Budapest, 6 gennaio (MTI) 2 I regolatori del tasso ungheresi hanno mantenuto il tasso base sospeso all’1,35% martedì.

La decisione era in linea con le aspettative degli analisti.

Il Consiglio monetario ha mantenuto il tasso di base in sospeso da quando ha segnalato la fine di un ciclo di allentamento in una riunione politica nel luglio 2015.

In una dichiarazione rilasciata poco dopo la riunione di fissazione dei tassi il Consiglio ha affermato che il tasso di inflazione annuale è aumentato, mentre l’inflazione core è rimasta invariata nel dicembre 2015 Le misure dell’inflazione di fondo continuano a indicare pressioni inflazionistiche moderate e con un marcato calo dei prezzi del petrolio, l’inflazione potrebbe essere inferiore nel breve periodo rispetto a quanto previsto in precedenza L’inflazione dovrebbe rimanere al di sotto dell’obiettivo del 3 per cento nel periodo di previsione, ed è probabile che si avvicini ad essa solo entro la fine dell’orizzonte di previsione.

Se le ipotesi alla base delle proiezioni della banca centrale reggono, il livello attuale del tasso di base e il mantenimento di condizioni monetarie allentate per un periodo prolungato, sull’intero orizzonte di previsione, sono coerenti con il raggiungimento a medio termine dell’obiettivo di inflazione e con un corrispondente grado di sostegno all’economia.

Nel terzo trimestre del 2015 la crescita economica è proseguita a un ritmo più debole rispetto ai trimestri precedenti, il calo della produzione agricola e la moderazione delle dinamiche produttive industriali sono stati i principali fattori che hanno contribuito alla decelerazione, ha affermato il Consiglio.

Nella valutazione del Consiglio, il Programma di sostegno alla crescita della NBH e le recenti misure adottate dal governo per incoraggiare la costruzione di case dovrebbero frenare il rallentamento del tasso di crescita. È probabile che anche l’aumento dei consumi delle famiglie sostenga l’espansione economica nei prossimi anni.

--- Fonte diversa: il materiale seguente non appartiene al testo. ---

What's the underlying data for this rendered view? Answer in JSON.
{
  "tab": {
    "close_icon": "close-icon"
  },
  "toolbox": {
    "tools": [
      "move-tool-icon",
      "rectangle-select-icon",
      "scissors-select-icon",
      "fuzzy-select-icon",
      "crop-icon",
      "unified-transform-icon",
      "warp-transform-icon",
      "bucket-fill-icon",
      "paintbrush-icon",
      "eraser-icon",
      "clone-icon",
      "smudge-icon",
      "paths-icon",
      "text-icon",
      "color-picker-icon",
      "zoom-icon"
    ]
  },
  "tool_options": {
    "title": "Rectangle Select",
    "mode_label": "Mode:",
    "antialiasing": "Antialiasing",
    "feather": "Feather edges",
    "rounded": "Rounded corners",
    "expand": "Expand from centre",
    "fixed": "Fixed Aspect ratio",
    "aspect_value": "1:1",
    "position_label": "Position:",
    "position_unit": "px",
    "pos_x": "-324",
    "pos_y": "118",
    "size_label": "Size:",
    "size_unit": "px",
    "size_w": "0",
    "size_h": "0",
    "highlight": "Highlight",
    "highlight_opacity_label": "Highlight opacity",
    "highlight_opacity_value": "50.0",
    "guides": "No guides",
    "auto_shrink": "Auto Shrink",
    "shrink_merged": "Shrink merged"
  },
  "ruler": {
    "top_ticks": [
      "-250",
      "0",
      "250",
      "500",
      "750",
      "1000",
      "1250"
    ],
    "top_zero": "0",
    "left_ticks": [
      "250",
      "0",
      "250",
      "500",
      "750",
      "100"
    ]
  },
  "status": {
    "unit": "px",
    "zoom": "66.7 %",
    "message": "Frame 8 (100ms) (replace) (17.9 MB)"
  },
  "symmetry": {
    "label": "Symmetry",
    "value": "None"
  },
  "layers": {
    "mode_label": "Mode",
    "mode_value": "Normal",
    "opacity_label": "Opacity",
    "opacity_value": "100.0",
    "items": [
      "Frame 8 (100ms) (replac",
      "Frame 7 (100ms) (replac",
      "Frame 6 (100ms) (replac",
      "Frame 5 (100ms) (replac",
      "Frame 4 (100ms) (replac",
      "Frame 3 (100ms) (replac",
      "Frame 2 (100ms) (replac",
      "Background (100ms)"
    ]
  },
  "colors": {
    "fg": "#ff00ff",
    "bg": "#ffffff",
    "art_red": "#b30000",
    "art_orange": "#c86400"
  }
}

Si prevede una ripresa a partire dalla seconda metà del 2016, riflettendo principalmente il rafforzamento delle prestazioni dei mercati di esportazione dell’Ungheria, nonché le misure politiche della NBH e del governo.

Il sentimento nei mercati finanziari globali si è deteriorato dall’ultima decisione politica del Consiglio, ma i mercati finanziari nazionali sono rimasti stabili Il tasso di cambio del fiorino si è apprezzato e gli indicatori di rischio interni sono stati contrastanti da allora Secondo il Consiglio un approccio cauto alla politica monetaria è giustificato a causa dell’incertezza nel contesto finanziario globale.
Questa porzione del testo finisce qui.